Aber auch andere EU-Länder fordern inzwischen eine härtere Gangart gegen Menschen, die nach Europa fliehen. Auch, wenn es sich um Kinder handelt. Frankreich hat in den Coreper-Verhandlungen darauf gedrängt, unbegleitete Minderjährige, die auf der Flucht EU-Grenzen überschreiten, festsetzen zu dürfen. Die Niederlande, Tschechien und Dänemark unterstützten den Vorstoß. Im Coreper-Ausschuss sitzen die EU-Diplomaten der Mitgliedstaaten und bereiten wichtige Ratsentscheidungen vor.
„Investigative Europe“zählte vier Länder, die – zunächst – beharrlich Widerstand gegen die Aufhebung der Altersgrenze anmeldeten und eine Ausnahme für Minderjährige von den Grenzverfahren forderten. Deutschland bezeichnete die Inhaftierung von Kindern im Dezember noch als „nicht hinnehmbar“, Luxemburg gar als „völlig indiskutabel“. Im Frühjahr 2023 pochten Diplomaten auf die Einhaltung der Kinderrechte und bekräftigten diese Position gemeinsam mit Portugal und Irland erneut während der Verhandlungen im Dezember. Ein Auszug aus den Sitzungsminuten liegt dem „Wort“vor.

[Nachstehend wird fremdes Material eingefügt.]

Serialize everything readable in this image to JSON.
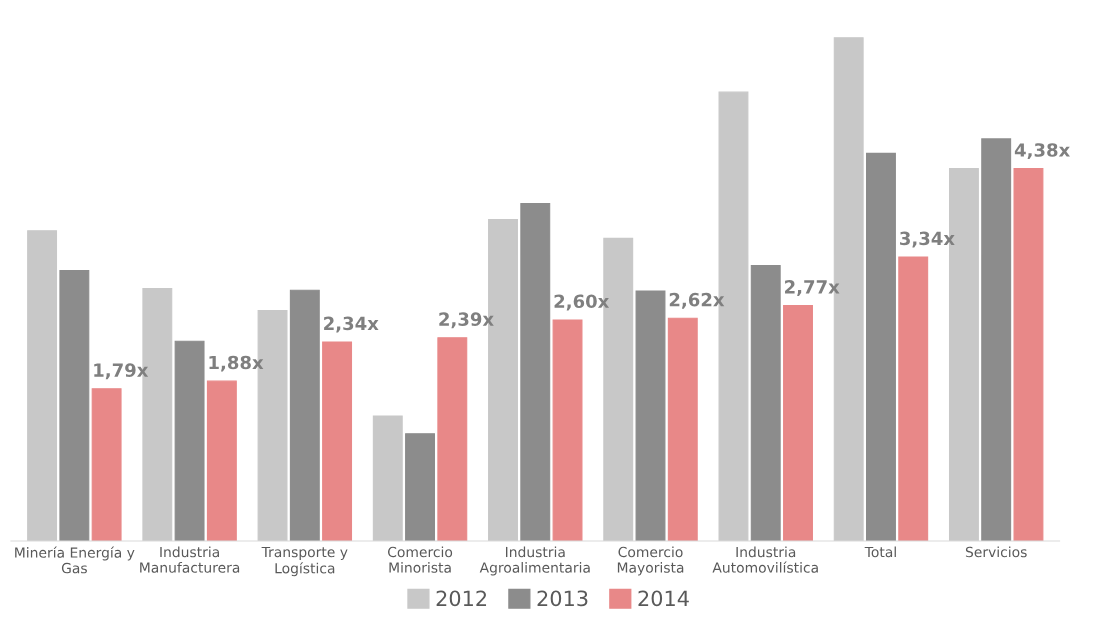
{
  "chart_data": {
    "type": "bar",
    "categories": [
      "Minería Energía y\nGas",
      "Industria\nManufacturera",
      "Transporte y\nLogística",
      "Comercio\nMinorista",
      "Industria\nAgroalimentaria",
      "Comercio\nMayorista",
      "Industria\nAutomovilística",
      "Total",
      "Servicios"
    ],
    "series": [
      {
        "name": "2012",
        "color": "#c8c8c8",
        "values": [
          3.65,
          2.97,
          2.71,
          1.47,
          3.78,
          3.56,
          5.28,
          5.92,
          4.38
        ]
      },
      {
        "name": "2013",
        "color": "#8c8c8c",
        "values": [
          3.18,
          2.35,
          2.95,
          1.26,
          3.97,
          2.94,
          3.24,
          4.56,
          4.73
        ]
      },
      {
        "name": "2014",
        "color": "#e88888",
        "values": [
          1.79,
          1.88,
          2.34,
          2.39,
          2.6,
          2.62,
          2.77,
          3.34,
          4.38
        ],
        "value_labels": [
          "1,79x",
          "1,88x",
          "2,34x",
          "2,39x",
          "2,60x",
          "2,62x",
          "2,77x",
          "3,34x",
          "4,38x"
        ]
      }
    ],
    "legend": "bottom",
    "grid": false
  }
}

Offenbar hatte der Gegendruck nur teilweise Erfolg. In der vom Innenausschuss vor drei Tagen verabschiedeten Version ist das Inhaftieren von unbegleiteten Minderjährigen nur in Ausnahmefällen erlaubt, wenn das Kind eine Gefahr für die Sicherheit oder die öffentliche Ordnung darstellt.
„Luxemburg hat sich effektiv dafür eingesetzt, dass keine Minderjährigen in die Prozedur kommen“, heißt es auf „Wort“Nachfrage aus dem Innenministerium. Das Ministerium verweist darauf, dass die Grenzverfahren „allgemein nur an Leuten zur Anwendung kommen, bei denen die Wahrscheinlichkeit gering ist, dass sie internationalen Schutz brauchen“.

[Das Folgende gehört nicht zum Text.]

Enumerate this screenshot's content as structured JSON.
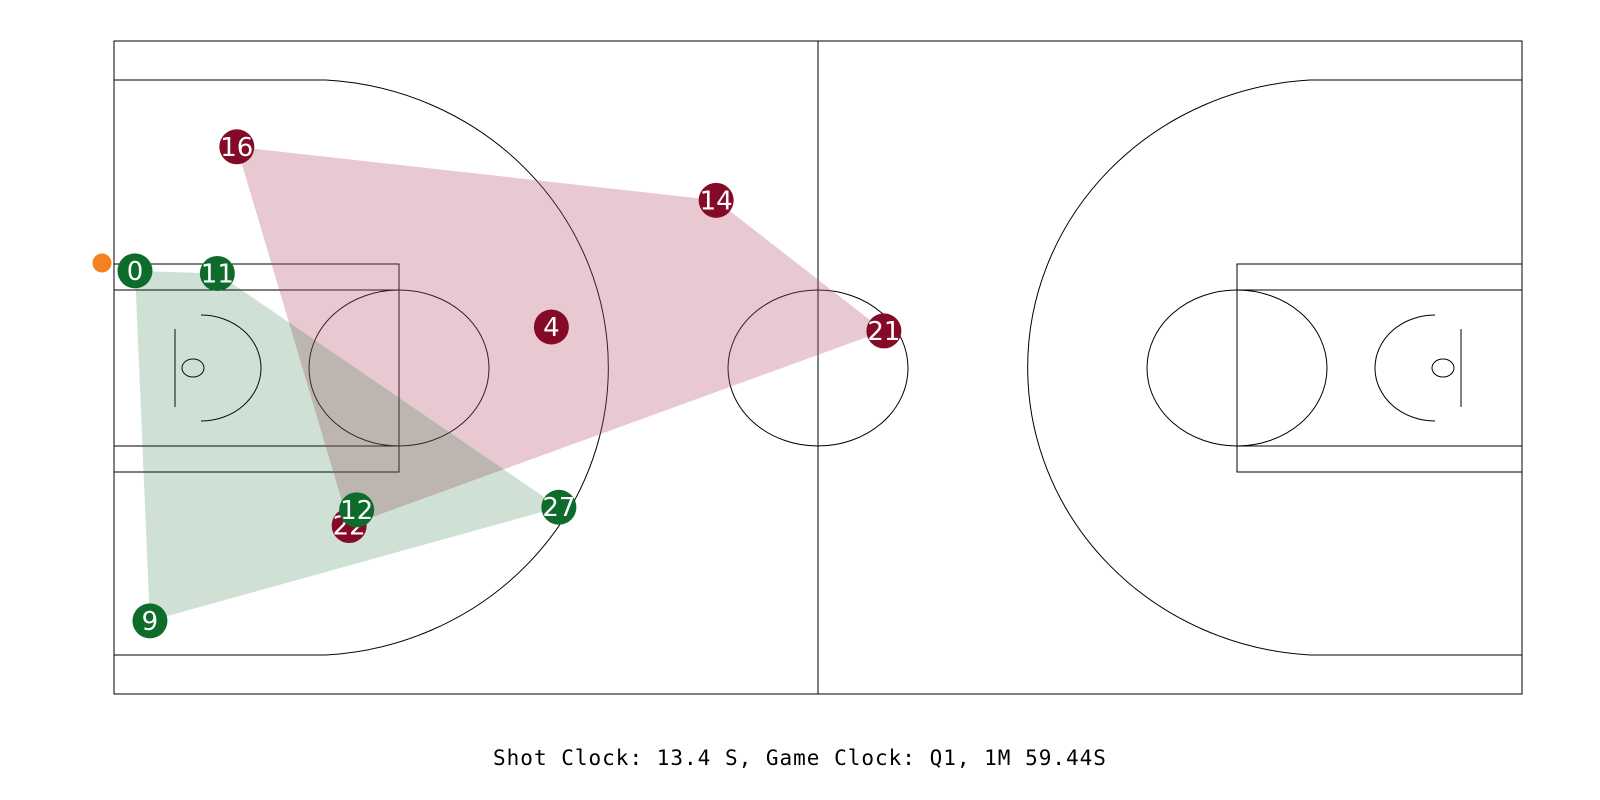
{
  "colors": {
    "home": "#0d6b2b",
    "away": "#840a27",
    "ball": "#f5821f",
    "home_hull": "#0d6b2b",
    "away_hull": "#b8536f"
  },
  "home_team": {
    "players": [
      {
        "number": "0",
        "x": 1.4,
        "y": 17.6
      },
      {
        "number": "11",
        "x": 6.9,
        "y": 17.8
      },
      {
        "number": "12",
        "x": 16.2,
        "y": 35.9
      },
      {
        "number": "27",
        "x": 29.7,
        "y": 35.7
      },
      {
        "number": "9",
        "x": 2.4,
        "y": 44.4
      }
    ]
  },
  "away_team": {
    "players": [
      {
        "number": "16",
        "x": 8.2,
        "y": 8.1
      },
      {
        "number": "14",
        "x": 40.2,
        "y": 12.2
      },
      {
        "number": "4",
        "x": 29.2,
        "y": 21.9
      },
      {
        "number": "21",
        "x": 51.4,
        "y": 22.2
      },
      {
        "number": "22",
        "x": 15.7,
        "y": 37.1
      }
    ]
  },
  "ball": {
    "x": -0.8,
    "y": 17.0
  },
  "home_hull_order": [
    "0",
    "11",
    "27",
    "9"
  ],
  "away_hull_order": [
    "16",
    "14",
    "21",
    "22"
  ],
  "status": {
    "clock_text": "Shot Clock: 13.4 S, Game Clock: Q1, 1M 59.44S"
  }
}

Familien mit Kindern in Grenzlagern festgesetzt
Allerdings, räumt das Ministerium weiter ein: Familien mit Kindern könnten sehr wohl unter die Grenzverfahren fallen. Auch hier soll das Prinzip gelten, dass Kinder nicht eingesperrt werden dürfen und in den Auffangstrukturen an der Grenze sollen Standards gelten, „die dem Kindeswohl des Minderjährigen sowie seiner physischer, mentaler, spiritueller und sozialer Entwicklung gerecht werden“. Für deren Kontrolle sei die EU-Kommission zuständig. In Luxemburg wurde 2023 kein Kind mehr im Centre de retention in Findel eingesperrt.
Für Save the children Europe bleibt der Kompromiss dennoch problematisch. Beraterin Federica Toscano in Brüssel weist auf vage Begriffe wie „Sicherheitsrisiko“und „öffentliche Ordnung“hin. „Was verstehen Staaten darunter?“, fragt die Kinderrechtlerin. „Was jetzt vorliegt, erlaubt die Inhaftierung von Kindern unter bestimmten Umständen.“Heute schon würden Kinder auf der Flucht unter unhaltbaren Bedingungen festgesetzt, unbegleitete und auch Kinder, die mit Familienangehörigen fliehen. Der Entwurf sei „ein neuer Tiefpunkt für die Rechte von Kindern“.
Zur Erklärung, warum Luxemburg, trotz kinderrechtlicher Bedenken, den Kompromiss unterstützt, schreibt das Innenministerium: Es handele sich „um einen Kompromiss zwischen allen Mitgliedstaaten im EU-Parlament, „der ganz gut ausgewogen ist und von dem wir hoffen, dass er zu den nötigen Verbesserungen in der Praxis führt“. Die Luxemburger Abgeordnete Isabel Wiseler-Lima (EPP), Stellvertreterin im Innenausschuss, ist direkter: Der politische Druck, die Asyl- und Migrationsreform durchzubringen, sei hoch. Denn im Juli wird Ungarn die Ratspräsidentschaft übernehmen.
Federica Toscana von Save the children Europe warnt indes vor einem Narrativ der Alternativlosigkeit: „Das Ziel, zu einem politischen Deal zu kommen, war wichtiger, als einen Deal zu bekommen, der für Kinder funktioniert“. Ende April soll der Entwurf im EU-Parlament endgültig verabschiedet werden.
Federica Toscana von Save the children Europe warnt indes vor einem Narrativ der Alternativlosigkeit.